I listened, wide-eyed, as he recounted the story of how Isadora Duncan was a real lady and used to love wearing these long, floaty scarves.
‘She lived in France, and she was coming over a bridge one day and her long scarf got caught in the axle of the convertible car that she was in and it strangled her. Broke her neck right there on the spot.’
My grandmother was a cold, unemotional woman but she was a fantastic seamstress and dressmaker, and I’d sit there for ages and watch her work. One day she was making a beautiful blue gown that had silk ribbons from the waist down with an underskirt underneath, and at the end of every ribbon there was a silver bell. It was the most beautiful dress that I’d ever seen and I was fascinated.

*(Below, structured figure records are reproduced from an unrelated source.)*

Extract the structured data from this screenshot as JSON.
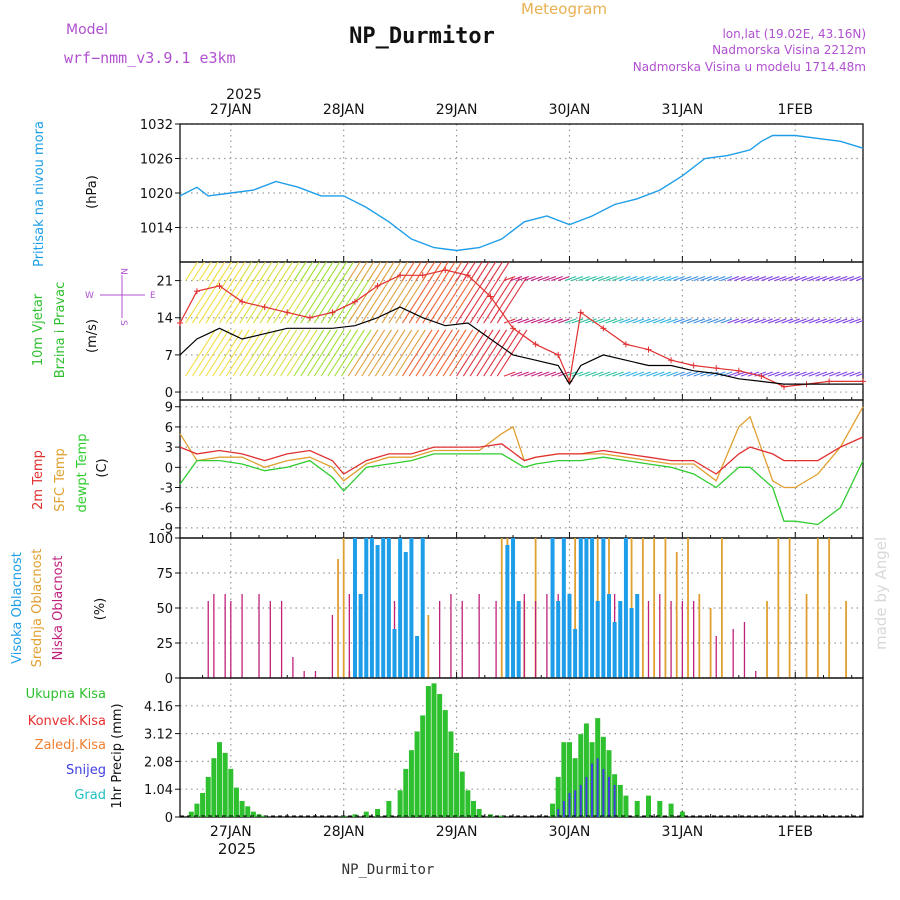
{
  "header": {
    "model_label": "Model",
    "model_name": "wrf−nmm_v3.9.1  e3km",
    "title": "NP_Durmitor",
    "subtitle": "Meteogram",
    "coords": "lon,lat (19.02E, 43.16N)",
    "altitude": "Nadmorska Visina 2212m",
    "model_altitude": "Nadmorska Visina u modelu 1714.48m",
    "footer_station": "NP_Durmitor",
    "watermark": "made by Angel"
  },
  "colors": {
    "pressure": "#1e9ee8",
    "temp2m": "#e03030",
    "sfc": "#e0a030",
    "dewpt": "#30cc30",
    "high_cloud": "#1e9ee8",
    "mid_cloud": "#e0a030",
    "low_cloud": "#c0207a",
    "precip_total": "#2ec02e",
    "convective": "#e83030",
    "freezing": "#f08030",
    "snow": "#4040e0",
    "hail": "#20c0c0",
    "grid": "#9a9a9a",
    "header_purple": "#b050d0",
    "subtitle_color": "#e8b050"
  },
  "time_axis": {
    "year": "2025",
    "day_labels": [
      "27JAN",
      "28JAN",
      "29JAN",
      "30JAN",
      "31JAN",
      "1FEB"
    ],
    "start_day": 26.55,
    "end_day": 32.6,
    "day_ticks": [
      27,
      28,
      29,
      30,
      31,
      32
    ]
  },
  "chart_data": [
    {
      "type": "line",
      "name": "pressure",
      "ylabel": "Pritisak na nivou mora",
      "units": "(hPa)",
      "ylim": [
        1008,
        1032
      ],
      "yticks": [
        1014,
        1020,
        1026,
        1032
      ],
      "series": [
        {
          "name": "MSLP",
          "x": [
            26.55,
            26.7,
            26.8,
            27.0,
            27.2,
            27.4,
            27.6,
            27.8,
            28.0,
            28.2,
            28.4,
            28.6,
            28.8,
            29.0,
            29.2,
            29.4,
            29.6,
            29.8,
            30.0,
            30.2,
            30.4,
            30.6,
            30.8,
            31.0,
            31.2,
            31.4,
            31.6,
            31.7,
            31.8,
            32.0,
            32.2,
            32.4,
            32.6
          ],
          "values": [
            1019.5,
            1021,
            1019.5,
            1020,
            1020.5,
            1022,
            1021,
            1019.5,
            1019.5,
            1017.5,
            1015,
            1012,
            1010.5,
            1010,
            1010.5,
            1012,
            1015,
            1016,
            1014.5,
            1016,
            1018,
            1019,
            1020.5,
            1023,
            1026,
            1026.5,
            1027.5,
            1029,
            1030,
            1030,
            1029.5,
            1029,
            1027.8
          ]
        }
      ]
    },
    {
      "type": "line",
      "name": "wind",
      "ylabel": "10m Vjetar Brzina i Pravac",
      "units": "(m/s)",
      "ylim": [
        -1.5,
        24.5
      ],
      "yticks": [
        0,
        7,
        14,
        21
      ],
      "legend_dirs": [
        "N",
        "W",
        "E",
        "S"
      ],
      "series": [
        {
          "name": "speed",
          "x": [
            26.55,
            26.7,
            26.9,
            27.1,
            27.3,
            27.5,
            27.7,
            27.9,
            28.1,
            28.3,
            28.5,
            28.7,
            28.9,
            29.1,
            29.3,
            29.5,
            29.7,
            29.9,
            30.0,
            30.1,
            30.3,
            30.5,
            30.7,
            30.9,
            31.1,
            31.3,
            31.5,
            31.7,
            31.9,
            32.1,
            32.3,
            32.6
          ],
          "values": [
            7,
            10,
            12,
            10,
            11,
            12,
            12,
            12,
            12.5,
            14,
            16,
            14,
            12.5,
            13,
            10,
            7,
            6,
            5,
            1.5,
            5,
            7,
            6,
            5,
            5,
            4,
            3.5,
            2.5,
            2,
            1.5,
            1.5,
            1.5,
            1.5
          ]
        },
        {
          "name": "gust",
          "x": [
            26.55,
            26.7,
            26.9,
            27.1,
            27.3,
            27.5,
            27.7,
            27.9,
            28.1,
            28.3,
            28.5,
            28.7,
            28.9,
            29.1,
            29.3,
            29.5,
            29.7,
            29.9,
            30.0,
            30.1,
            30.3,
            30.5,
            30.7,
            30.9,
            31.1,
            31.3,
            31.5,
            31.7,
            31.9,
            32.1,
            32.3,
            32.6
          ],
          "values": [
            13,
            19,
            20,
            17,
            16,
            15,
            14,
            15,
            17,
            20,
            22,
            22,
            23,
            22,
            18,
            12,
            9,
            7,
            2,
            15,
            12,
            9,
            8,
            6,
            5,
            4.5,
            4,
            3,
            1,
            1.5,
            2,
            2
          ]
        }
      ]
    },
    {
      "type": "line",
      "name": "temperature",
      "ylabel": "2m Temp / SFC Temp / dewpt Temp",
      "units": "(C)",
      "ylim": [
        -10.5,
        10
      ],
      "yticks": [
        -9,
        -6,
        -3,
        0,
        3,
        6,
        9
      ],
      "series": [
        {
          "name": "2m Temp",
          "x": [
            26.55,
            26.7,
            26.9,
            27.1,
            27.3,
            27.5,
            27.7,
            27.9,
            28.0,
            28.2,
            28.4,
            28.6,
            28.8,
            29.0,
            29.2,
            29.4,
            29.6,
            29.7,
            29.9,
            30.1,
            30.3,
            30.5,
            30.7,
            30.9,
            31.1,
            31.3,
            31.5,
            31.6,
            31.8,
            31.9,
            32.0,
            32.2,
            32.4,
            32.6
          ],
          "values": [
            3,
            2,
            2.5,
            2,
            1,
            2,
            2.5,
            1,
            -1,
            1,
            2,
            2,
            3,
            3,
            3,
            3.5,
            1,
            1.5,
            2,
            2,
            2.5,
            2,
            1.5,
            1,
            1,
            -1,
            2,
            3,
            2,
            1,
            1,
            1,
            3,
            4.5
          ]
        },
        {
          "name": "SFC Temp",
          "x": [
            26.55,
            26.7,
            26.9,
            27.1,
            27.3,
            27.5,
            27.7,
            27.9,
            28.0,
            28.2,
            28.4,
            28.6,
            28.8,
            29.0,
            29.2,
            29.4,
            29.5,
            29.6,
            29.7,
            29.9,
            30.1,
            30.3,
            30.5,
            30.7,
            30.9,
            31.1,
            31.3,
            31.5,
            31.6,
            31.8,
            31.9,
            32.0,
            32.2,
            32.4,
            32.6
          ],
          "values": [
            5,
            1,
            1.5,
            1.5,
            0,
            1,
            1.5,
            0,
            -2,
            0.5,
            1.5,
            1.5,
            2.5,
            2.5,
            2.5,
            5,
            6,
            1,
            1.5,
            2,
            2,
            2,
            1.5,
            1,
            0.5,
            0.5,
            -2,
            6,
            7.5,
            -2,
            -3,
            -3,
            -1,
            3,
            9
          ]
        },
        {
          "name": "dewpt Temp",
          "x": [
            26.55,
            26.7,
            26.9,
            27.1,
            27.3,
            27.5,
            27.7,
            27.9,
            28.0,
            28.2,
            28.4,
            28.6,
            28.8,
            29.0,
            29.2,
            29.4,
            29.6,
            29.7,
            29.9,
            30.1,
            30.3,
            30.5,
            30.7,
            30.9,
            31.1,
            31.3,
            31.5,
            31.6,
            31.8,
            31.9,
            32.0,
            32.2,
            32.4,
            32.6
          ],
          "values": [
            -2.5,
            1,
            1,
            0.5,
            -0.5,
            0,
            1,
            -1.5,
            -3.5,
            0,
            0.5,
            1,
            2,
            2,
            2,
            2,
            0,
            0.5,
            1,
            1,
            1.5,
            1,
            0.5,
            0,
            -1,
            -3,
            0,
            0,
            -3,
            -8,
            -8,
            -8.5,
            -6,
            1
          ]
        }
      ]
    },
    {
      "type": "bar",
      "name": "cloud cover",
      "ylabel": "Visoka / Srednja / Niska Oblacnost",
      "units": "(%)",
      "ylim": [
        0,
        100
      ],
      "yticks": [
        0,
        25,
        50,
        75,
        100
      ],
      "series": [
        {
          "name": "Niska Oblacnost",
          "x": [
            26.8,
            26.85,
            26.95,
            27.0,
            27.1,
            27.25,
            27.35,
            27.45,
            27.55,
            27.65,
            27.75,
            27.9,
            28.05,
            28.15,
            28.25,
            28.35,
            28.45,
            28.55,
            28.7,
            28.85,
            28.95,
            29.05,
            29.2,
            29.35,
            29.6,
            29.7,
            29.8,
            29.9,
            30.0,
            30.1,
            30.2,
            30.3,
            30.4,
            30.5,
            30.6,
            30.7,
            30.8,
            30.9,
            31.0,
            31.1,
            31.3,
            31.45,
            31.55,
            31.65
          ],
          "values": [
            55,
            60,
            60,
            55,
            60,
            60,
            55,
            55,
            15,
            5,
            5,
            45,
            60,
            55,
            50,
            60,
            55,
            55,
            60,
            55,
            60,
            55,
            60,
            55,
            60,
            55,
            60,
            60,
            60,
            55,
            55,
            55,
            60,
            55,
            60,
            55,
            60,
            55,
            55,
            55,
            30,
            35,
            40,
            5
          ]
        },
        {
          "name": "Srednja Oblacnost",
          "x": [
            27.95,
            28.0,
            28.05,
            28.1,
            28.2,
            28.35,
            28.5,
            28.6,
            28.75,
            29.4,
            29.45,
            29.5,
            29.6,
            29.7,
            29.85,
            29.95,
            30.05,
            30.15,
            30.25,
            30.35,
            30.45,
            30.55,
            30.65,
            30.75,
            30.85,
            30.95,
            31.05,
            31.15,
            31.25,
            31.35,
            31.75,
            31.85,
            31.95,
            32.1,
            32.2,
            32.3,
            32.45
          ],
          "values": [
            85,
            100,
            5,
            100,
            100,
            100,
            100,
            55,
            45,
            100,
            100,
            100,
            55,
            100,
            100,
            100,
            100,
            100,
            100,
            100,
            55,
            100,
            100,
            100,
            100,
            90,
            100,
            60,
            50,
            100,
            55,
            100,
            100,
            60,
            100,
            100,
            55
          ]
        },
        {
          "name": "Visoka Oblacnost",
          "x": [
            28.1,
            28.15,
            28.2,
            28.25,
            28.3,
            28.35,
            28.4,
            28.45,
            28.5,
            28.55,
            28.6,
            28.65,
            28.7,
            29.45,
            29.5,
            29.55,
            29.85,
            29.9,
            29.95,
            30.0,
            30.05,
            30.1,
            30.15,
            30.2,
            30.25,
            30.3,
            30.35,
            30.4,
            30.45,
            30.5,
            30.55,
            30.6
          ],
          "values": [
            100,
            60,
            100,
            100,
            95,
            100,
            100,
            35,
            100,
            90,
            100,
            30,
            100,
            95,
            100,
            55,
            100,
            55,
            100,
            60,
            35,
            100,
            100,
            100,
            55,
            100,
            60,
            40,
            55,
            100,
            50,
            60
          ]
        }
      ]
    },
    {
      "type": "bar",
      "name": "precipitation",
      "ylabel": "1hr Precip (mm)",
      "units": "(mm)",
      "ylim": [
        0,
        5.2
      ],
      "yticks": [
        0,
        1.04,
        2.08,
        3.12,
        4.16
      ],
      "legend": [
        "Ukupna Kisa",
        "Konvek.Kisa",
        "Zaledj.Kisa",
        "Snijeg",
        "Grad"
      ],
      "series": [
        {
          "name": "Ukupna Kisa",
          "x": [
            26.65,
            26.7,
            26.75,
            26.8,
            26.85,
            26.9,
            26.95,
            27.0,
            27.05,
            27.1,
            27.15,
            27.2,
            27.25,
            27.3,
            28.0,
            28.1,
            28.2,
            28.3,
            28.4,
            28.5,
            28.55,
            28.6,
            28.65,
            28.7,
            28.75,
            28.8,
            28.85,
            28.9,
            28.95,
            29.0,
            29.05,
            29.1,
            29.15,
            29.2,
            29.3,
            29.4,
            29.85,
            29.9,
            29.95,
            30.0,
            30.05,
            30.1,
            30.15,
            30.2,
            30.25,
            30.3,
            30.35,
            30.4,
            30.45,
            30.5,
            30.6,
            30.7,
            30.8,
            30.9,
            31.0
          ],
          "values": [
            0.2,
            0.5,
            0.9,
            1.5,
            2.2,
            2.8,
            2.4,
            1.8,
            1.1,
            0.6,
            0.4,
            0.2,
            0.1,
            0.05,
            0.05,
            0.1,
            0.2,
            0.3,
            0.6,
            1.0,
            1.8,
            2.5,
            3.2,
            3.8,
            4.9,
            5.0,
            4.6,
            4.0,
            3.2,
            2.4,
            1.7,
            1.0,
            0.6,
            0.3,
            0.1,
            0.05,
            0.5,
            1.5,
            2.8,
            2.8,
            2.2,
            3.1,
            3.5,
            2.8,
            3.7,
            3.0,
            2.5,
            1.6,
            1.2,
            0.8,
            0.6,
            0.8,
            0.6,
            0.5,
            0.2
          ]
        },
        {
          "name": "Snijeg",
          "x": [
            29.9,
            29.95,
            30.0,
            30.05,
            30.1,
            30.15,
            30.2,
            30.25,
            30.3,
            30.35,
            30.4
          ],
          "values": [
            0.3,
            0.6,
            0.9,
            1.0,
            1.2,
            1.5,
            2.0,
            2.2,
            1.8,
            1.5,
            1.2
          ]
        }
      ]
    }
  ]
}
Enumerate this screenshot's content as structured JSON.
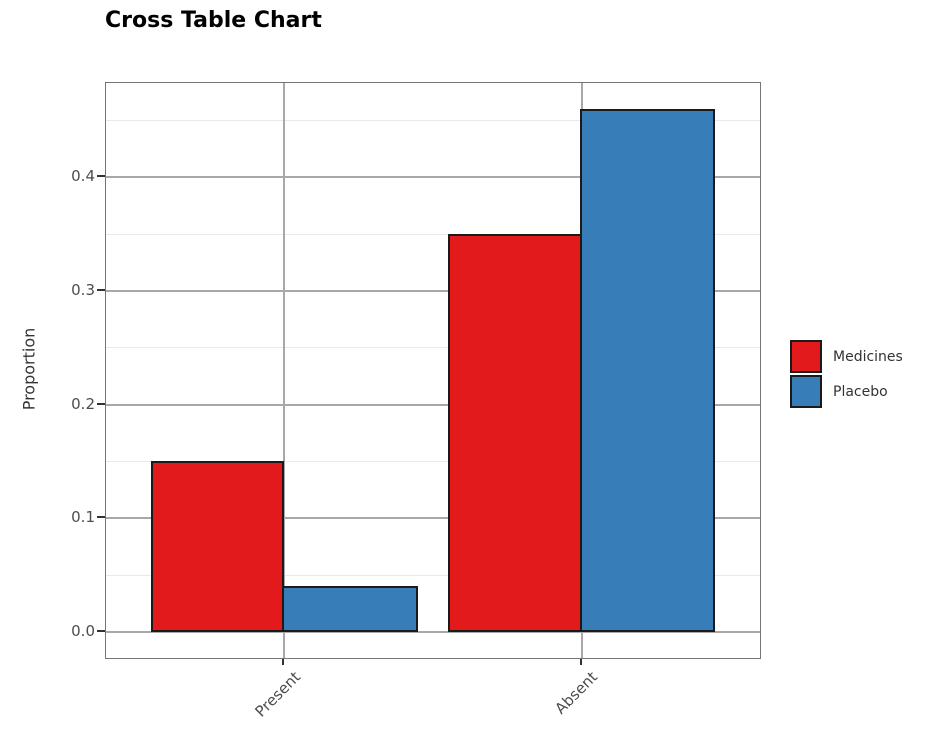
{
  "chart_data": {
    "type": "bar",
    "title": "Cross Table Chart",
    "xlabel": "",
    "ylabel": "Proportion",
    "categories": [
      "Present",
      "Absent"
    ],
    "series": [
      {
        "name": "Medicines",
        "color": "#e31a1c",
        "values": [
          0.15,
          0.35
        ]
      },
      {
        "name": "Placebo",
        "color": "#377eb8",
        "values": [
          0.04,
          0.46
        ]
      }
    ],
    "ylim": [
      -0.023,
      0.483
    ],
    "ytick_labels": [
      "0.0",
      "0.1",
      "0.2",
      "0.3",
      "0.4"
    ],
    "ytick_values": [
      0,
      0.1,
      0.2,
      0.3,
      0.4
    ],
    "yminor_values": [
      0.05,
      0.15,
      0.25,
      0.35,
      0.45
    ],
    "grid": true,
    "legend_position": "right",
    "x_tick_rotation": 45,
    "colors": {
      "bar_border": "#1a1a1a",
      "grid_major": "#a8a8a8",
      "grid_minor": "#e9e9e9",
      "panel_border": "#757575",
      "tick_mark": "#333333",
      "tick_label": "#4d4d4d",
      "axis_title": "#333333",
      "title": "#000000"
    }
  }
}
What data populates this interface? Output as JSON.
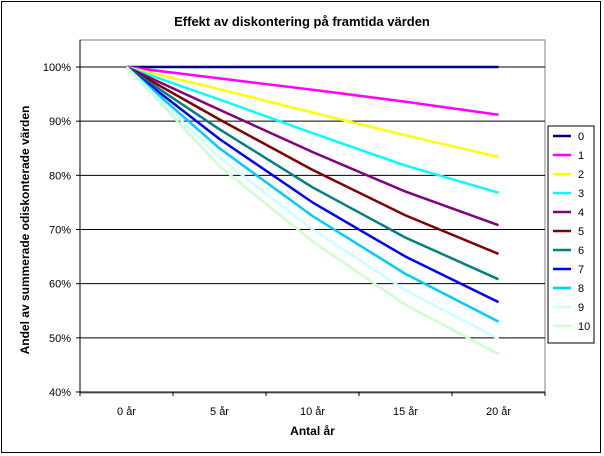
{
  "chart_data": {
    "type": "line",
    "title": "Effekt av diskontering på framtida värden",
    "xlabel": "Antal år",
    "ylabel": "Andel av summerade odiskonterade värden",
    "categories": [
      "0 år",
      "5 år",
      "10 år",
      "15 år",
      "20 år"
    ],
    "x": [
      0,
      5,
      10,
      15,
      20
    ],
    "ylim": [
      0.4,
      1.0
    ],
    "yticks": [
      "40%",
      "50%",
      "60%",
      "70%",
      "80%",
      "90%",
      "100%"
    ],
    "grid": "horizontal",
    "legend_position": "right",
    "series": [
      {
        "name": "0",
        "color": "#000080",
        "values": [
          1.0,
          1.0,
          1.0,
          1.0,
          1.0
        ]
      },
      {
        "name": "1",
        "color": "#ff00ff",
        "values": [
          1.0,
          0.979,
          0.958,
          0.936,
          0.912
        ]
      },
      {
        "name": "2",
        "color": "#ffff00",
        "values": [
          1.0,
          0.959,
          0.916,
          0.874,
          0.834
        ]
      },
      {
        "name": "3",
        "color": "#00ffff",
        "values": [
          1.0,
          0.94,
          0.878,
          0.818,
          0.768
        ]
      },
      {
        "name": "4",
        "color": "#800080",
        "values": [
          1.0,
          0.921,
          0.843,
          0.77,
          0.708
        ]
      },
      {
        "name": "5",
        "color": "#800000",
        "values": [
          1.0,
          0.903,
          0.81,
          0.726,
          0.655
        ]
      },
      {
        "name": "6",
        "color": "#008080",
        "values": [
          1.0,
          0.885,
          0.778,
          0.685,
          0.608
        ]
      },
      {
        "name": "7",
        "color": "#0000ff",
        "values": [
          1.0,
          0.867,
          0.75,
          0.65,
          0.566
        ]
      },
      {
        "name": "8",
        "color": "#00ccff",
        "values": [
          1.0,
          0.85,
          0.725,
          0.618,
          0.53
        ]
      },
      {
        "name": "9",
        "color": "#ccffff",
        "values": [
          1.0,
          0.833,
          0.7,
          0.588,
          0.498
        ]
      },
      {
        "name": "10",
        "color": "#ccffcc",
        "values": [
          1.0,
          0.817,
          0.678,
          0.561,
          0.47
        ]
      }
    ]
  }
}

‘Who’s that dress for, Gaga?’ I asked her.
‘This one is for a Russian princess,’ she said.
It took her hours to sew all the tiny bells on the bottom.
In the front room she had a beautiful old mahogany sewing desk with her Singer sewing machine on the top and dozens of small drawers underneath that were filled with ribbons, beads and different coloured silks. I loved rummaging round in them and touching all of the treasures that were inside.
‘Can I help you tidy up your bits and bobs, Gaga?’ I asked her.
‘As long as you’re careful, Rene,’ she told me. ‘Don’t go pricking your fingers on any needles.’
My biggest wish was for her to make me a princess gown all of my very own. On my fourth birthday she made me a beautiful party dress. It was green cotton with a little collar, puff sleeves and a big bow on the back, and it had frills from the waist down. She even made a matching one for my favourite doll Audrey.
My mum was the eldest of seven children, although two of her brothers had died as toddlers – one had got diphtheria and the other had fallen into the Thames and drowned. It used to cause no end of arguments between my grandparents, as my grandfather could never remember the names of the two that had died and my grandmother used to get really annoyed with him about it.
‘Imagine not remembering your own children,’ she used to say to me. ‘How could he forget his own flesh and blood?’
Mum wasn’t close to her surviving sisters Violet and Winnie or her brothers Arthur and Harry, and they didn’t treat her very nicely. They were all very snobby and wealthy, and they looked on her as a failure when she came back to live with her parents, even though she was a widow. That side of it was all kept from me when I was small, but I began to realise it more as I got older. They didn’t like her choice of husband and the way, in their opinion, she had completely changed her views.